Our study showed that data derived from ovulatory women, regardless of their menstrual pattern, have the potential to predict the fertile window and menstruation of women with irregular menstruation cycles. Ovulatory women with a cycle length that either falls within or outside of 25–35 days exhibit similar trends in physiological parameters during the menstrual cycle. The physiological parameters in all phases were similar between regular menstruators and irregular menstruators. These findings establish a theoretical foundation for the development of a prediction model. Accordingly, our preliminary algorithm had a relatively high specificity, 82.90%, and a low sensitivity, 21.00%, for women with menstrual irregularity in fertile window prediction; the algorithm also had a relatively high specificity, 84.40%, and a low sensitivity, 36.30% in menstruation prediction. This indicates a high false-negative rate but a low false-positive rate, which is necessary to detect the actual fertile window and menstruation. We also tried to improve the performance through subgroup analysis based on the cycle length and age of participants, especially for the irregular group. Based on previous literatures, short or long cycles had different pathophysiological mechanisms. A short cycle length could be associated with luteal phase deficiency and a long cycle length could be associated with polycystic ovary syndrome [35, 36]. In addition, age has been reported to be related with physiological parameters during menstrual cycles [37, 38]. These could partly explain why some of the predictive score improved in certain subgroups, while the sample size was too small to draw a solid conclusion. Further studies with larger sample sizes and more variables are needed to optimize these results.

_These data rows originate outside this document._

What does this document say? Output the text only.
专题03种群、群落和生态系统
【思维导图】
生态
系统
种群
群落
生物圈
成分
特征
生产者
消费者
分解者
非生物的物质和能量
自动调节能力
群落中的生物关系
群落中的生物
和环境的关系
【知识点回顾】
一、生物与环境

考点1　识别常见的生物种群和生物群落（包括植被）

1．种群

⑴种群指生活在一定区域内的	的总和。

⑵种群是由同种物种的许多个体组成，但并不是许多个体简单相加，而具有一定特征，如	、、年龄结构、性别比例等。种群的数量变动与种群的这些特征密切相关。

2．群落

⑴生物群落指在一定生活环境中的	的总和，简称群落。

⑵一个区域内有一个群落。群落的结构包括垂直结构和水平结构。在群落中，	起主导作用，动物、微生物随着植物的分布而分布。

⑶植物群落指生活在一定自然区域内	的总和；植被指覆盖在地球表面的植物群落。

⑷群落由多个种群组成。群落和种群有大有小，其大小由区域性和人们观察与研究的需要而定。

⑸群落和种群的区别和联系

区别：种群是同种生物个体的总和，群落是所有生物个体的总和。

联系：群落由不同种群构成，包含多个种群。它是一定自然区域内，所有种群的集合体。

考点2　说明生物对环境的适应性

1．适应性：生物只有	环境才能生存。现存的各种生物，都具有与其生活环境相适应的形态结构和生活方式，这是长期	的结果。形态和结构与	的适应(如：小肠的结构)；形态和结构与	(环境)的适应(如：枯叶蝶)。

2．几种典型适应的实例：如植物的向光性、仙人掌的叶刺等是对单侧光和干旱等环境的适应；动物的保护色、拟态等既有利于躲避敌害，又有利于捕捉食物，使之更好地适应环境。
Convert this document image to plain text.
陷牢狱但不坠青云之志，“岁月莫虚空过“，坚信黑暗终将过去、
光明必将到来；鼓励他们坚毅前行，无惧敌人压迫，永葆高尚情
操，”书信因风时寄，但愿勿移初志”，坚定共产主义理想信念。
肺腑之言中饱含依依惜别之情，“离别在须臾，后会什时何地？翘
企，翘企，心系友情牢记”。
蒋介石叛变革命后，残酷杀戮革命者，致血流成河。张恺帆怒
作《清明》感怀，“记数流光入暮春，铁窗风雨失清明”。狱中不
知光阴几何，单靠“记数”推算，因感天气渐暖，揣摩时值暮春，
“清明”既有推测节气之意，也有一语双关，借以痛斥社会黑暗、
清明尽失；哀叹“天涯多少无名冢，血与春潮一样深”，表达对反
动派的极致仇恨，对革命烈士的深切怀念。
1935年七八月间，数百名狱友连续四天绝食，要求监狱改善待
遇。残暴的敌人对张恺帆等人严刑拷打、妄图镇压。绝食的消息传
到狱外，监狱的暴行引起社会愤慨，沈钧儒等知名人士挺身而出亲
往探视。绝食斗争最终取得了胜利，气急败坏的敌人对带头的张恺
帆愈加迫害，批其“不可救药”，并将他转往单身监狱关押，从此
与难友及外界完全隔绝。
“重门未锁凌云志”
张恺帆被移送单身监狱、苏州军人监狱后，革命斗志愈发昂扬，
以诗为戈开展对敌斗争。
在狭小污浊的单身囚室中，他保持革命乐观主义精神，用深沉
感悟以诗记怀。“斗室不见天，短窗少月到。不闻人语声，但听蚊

Another strength of our study is that we used a combination of transvaginal sonographic examinations and serum LH levels as our reference standard to determine ovulation. This provides the most reliable method of assessing and predicting ovulatory status. Previous studies estimated ovulation onset via a home urine LH test without resorting to confirmatory ultrasounds or serum hormone tests [12, 14]. Based on prior studies comparing urinary LH kits and endometrium biopsy, false-positive test results are frequent [39]. In addition, ovulation does not always occur one day after the surge in urinary hormone levels [40]. These factors could reduce the precision of ovulation day confirmation. The serial transvaginal follicular ultrasound used in this study serves as the gold standard for identifying the ovulation day [41], thus enhancing the reliability of our prediction algorithms.

Limitations

This study has some limitations regarding both the device and the algorithm. We only included two parameters, BBT and HR, in the current algorithm. If more variables are measured in the future, the performance of prediction models should be further improved. In addition, the tympanic membrane temperature had to be measured with an ear thermometer and recorded in the app daily, which may have decreased the compliance of participants and the accuracy of data. Our approach would be difficult to apply if a user failed to test or record her temperature in the morning. In the future, a wearable device capable of collecting real-time temperature measurements can improve the performance and generalizability of the machine learning model.

Conclusions

In conclusion, we demonstrated that BBT and indices related to HR changed in a specific pattern during the menstrual cycle for both regular and irregular menstruators. This pilot study also exhibited the efficacy of machine learning in predicting fertile windows and menstruation in regular menstruators using BBT and HR data collected by a wearable device. We further established the feasibility of fertile window and menstruation prediction among irregular menstruators. Since determining the days when sexual intercourse is more likely to result in successful conception is highly important in clinical practice, it is expected that continuous health data monitoring through a wearable device and a well-established algorithm will help women successfully conceive in the future.